#HackArt

by Eduard Muntaner-Perich

Here I share my personal explorations on creating learning experiences that mix Creative Computing and Art.

October 19, 2020

Hacking public art with Scratch

 

In 2018, I conducted a workshop on hacking public art at the Scratch@MIT Conference. Since then, I had pending to prepare this tutorial. In fact, rather than a tutorial, this is more like a set of suggestions, tips and indications, because the activity, as you will see, can be approached in many ways, and is totally open to variations.

The idea is very simple, and consists of using creative coding to play with the art that we have in our surroundings.

 
Try this Scratch project with 3 examples.

The activity can be performed with children, adults, families, and is also perfect for teacher training. It is interesting because it allows us to work outdoors, work in teams, improve our coding skills, and learn from the art we have around us, which we may see every day, but to which we often don't pay enough attention.

The main idea is to take a walk with our team, choose public artworks that we would like to play with, think together about what we could do, and finally program it with Scratch. We can code outdoors, with laptops or mobile devices, or we can first take the pictures outdoors and then go code in the classroom, home, museum, etc.


With the Scratch graphic editor we can make many effects, and for many animations it is more than enough. But sometimes it is useful to know that there are free online graphic editors, which allow us to play with the photos in many more ways. Sometimes these are useful to prepare the photos before uploading them to Scratch. I recommend Photopea and Pixlr, which are very intuitive.

Ideas and things you could try:

1. Adding elements from another context

2. Bringing to life a sculpture or painting

3. Duplicate elements and play with them

 

You can find inspiration in the projects of this Scratch studio, and I invite you to add your owns there.
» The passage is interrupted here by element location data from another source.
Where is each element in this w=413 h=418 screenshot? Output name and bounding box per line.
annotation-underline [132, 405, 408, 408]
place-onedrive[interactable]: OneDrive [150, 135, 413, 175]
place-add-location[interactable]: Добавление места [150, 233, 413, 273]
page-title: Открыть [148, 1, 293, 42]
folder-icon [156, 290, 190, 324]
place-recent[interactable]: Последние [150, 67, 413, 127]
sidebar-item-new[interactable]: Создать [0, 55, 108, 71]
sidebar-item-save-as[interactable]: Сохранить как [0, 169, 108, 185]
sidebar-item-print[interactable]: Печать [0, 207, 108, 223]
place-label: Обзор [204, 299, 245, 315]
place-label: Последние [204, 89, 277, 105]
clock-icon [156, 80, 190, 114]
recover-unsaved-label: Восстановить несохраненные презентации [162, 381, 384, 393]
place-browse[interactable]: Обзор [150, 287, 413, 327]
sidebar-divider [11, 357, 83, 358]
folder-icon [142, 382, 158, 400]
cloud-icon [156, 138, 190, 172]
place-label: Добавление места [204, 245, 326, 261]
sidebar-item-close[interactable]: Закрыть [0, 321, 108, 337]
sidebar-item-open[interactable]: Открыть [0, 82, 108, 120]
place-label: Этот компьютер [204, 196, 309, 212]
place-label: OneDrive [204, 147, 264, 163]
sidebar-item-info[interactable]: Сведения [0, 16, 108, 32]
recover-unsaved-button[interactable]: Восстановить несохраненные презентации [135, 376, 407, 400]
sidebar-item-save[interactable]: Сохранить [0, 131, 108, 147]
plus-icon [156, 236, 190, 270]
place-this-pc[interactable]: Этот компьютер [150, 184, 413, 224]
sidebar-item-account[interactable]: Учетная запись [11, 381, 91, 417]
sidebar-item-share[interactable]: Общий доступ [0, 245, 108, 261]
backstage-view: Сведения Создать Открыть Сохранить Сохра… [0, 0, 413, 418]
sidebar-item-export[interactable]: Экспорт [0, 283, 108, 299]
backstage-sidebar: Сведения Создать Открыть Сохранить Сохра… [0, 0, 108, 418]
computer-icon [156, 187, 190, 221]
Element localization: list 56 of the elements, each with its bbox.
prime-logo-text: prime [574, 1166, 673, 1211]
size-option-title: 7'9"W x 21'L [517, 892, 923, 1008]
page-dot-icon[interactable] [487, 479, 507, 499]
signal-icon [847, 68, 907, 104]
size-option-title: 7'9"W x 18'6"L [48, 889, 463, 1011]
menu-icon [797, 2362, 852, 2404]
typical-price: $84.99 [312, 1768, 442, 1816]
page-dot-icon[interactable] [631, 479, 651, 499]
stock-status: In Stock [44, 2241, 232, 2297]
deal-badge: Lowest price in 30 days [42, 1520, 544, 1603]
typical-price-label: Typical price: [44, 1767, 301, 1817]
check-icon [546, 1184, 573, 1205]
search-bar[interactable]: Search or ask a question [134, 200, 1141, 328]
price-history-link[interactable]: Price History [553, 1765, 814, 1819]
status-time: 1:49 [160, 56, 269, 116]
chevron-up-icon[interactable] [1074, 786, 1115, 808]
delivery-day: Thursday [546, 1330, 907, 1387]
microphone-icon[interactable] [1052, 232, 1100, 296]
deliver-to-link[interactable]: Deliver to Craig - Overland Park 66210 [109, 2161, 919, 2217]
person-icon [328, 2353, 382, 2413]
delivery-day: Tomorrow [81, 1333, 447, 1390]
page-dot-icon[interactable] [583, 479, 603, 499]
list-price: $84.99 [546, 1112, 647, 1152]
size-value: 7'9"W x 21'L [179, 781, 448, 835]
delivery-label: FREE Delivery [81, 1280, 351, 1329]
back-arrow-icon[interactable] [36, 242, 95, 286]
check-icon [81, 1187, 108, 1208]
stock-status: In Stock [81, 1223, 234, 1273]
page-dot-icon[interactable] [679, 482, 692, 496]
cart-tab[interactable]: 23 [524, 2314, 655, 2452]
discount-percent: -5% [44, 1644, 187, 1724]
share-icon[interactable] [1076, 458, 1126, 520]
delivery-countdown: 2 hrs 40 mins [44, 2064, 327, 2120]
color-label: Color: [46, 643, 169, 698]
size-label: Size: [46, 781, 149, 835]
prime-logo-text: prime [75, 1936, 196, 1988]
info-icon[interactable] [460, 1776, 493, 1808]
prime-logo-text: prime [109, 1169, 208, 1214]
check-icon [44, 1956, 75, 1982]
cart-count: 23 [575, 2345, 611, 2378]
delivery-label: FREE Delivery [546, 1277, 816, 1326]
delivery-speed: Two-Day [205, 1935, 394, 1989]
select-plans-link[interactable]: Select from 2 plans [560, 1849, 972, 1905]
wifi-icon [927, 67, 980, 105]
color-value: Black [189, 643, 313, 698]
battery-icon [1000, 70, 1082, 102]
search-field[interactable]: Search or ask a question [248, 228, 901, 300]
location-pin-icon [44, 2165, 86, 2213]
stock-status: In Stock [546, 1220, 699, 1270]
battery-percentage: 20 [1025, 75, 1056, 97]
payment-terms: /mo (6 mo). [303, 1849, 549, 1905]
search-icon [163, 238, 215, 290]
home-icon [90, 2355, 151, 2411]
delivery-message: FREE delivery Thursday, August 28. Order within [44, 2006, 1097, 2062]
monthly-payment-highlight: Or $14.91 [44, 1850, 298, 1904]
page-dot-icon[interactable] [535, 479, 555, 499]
Also, I share a step-by-step to learn how to create a project like the first one in this post (where the Scratch cat replaces the Botero cat).

Step 1: We take the photo of the sculpture, we upload it and use it as a backdrop in Scratch. 

Step 2: We open the same image again but as a sprite. Then we have to cut out the body of the statue (we won't need its head) and we can change its color to make it more similar to the orange color of the Scratch cat. 

Step 3: Now we have to edit the Scratch cat sprite, remove its body with the graphics editor, select the head and copy it, return to the statue's sprite, paste the head and adjust it (orientation and size).

Step 4: Finally we only have to program the animation. First we make the sprite totally transparent (set ghost effect to 100), and we set the size and position that it has to have to be right over the cat statue in the background. Then, we wait as long as we want and with a loop we make it appear slowly (decreasing the ghost effect in each iteration).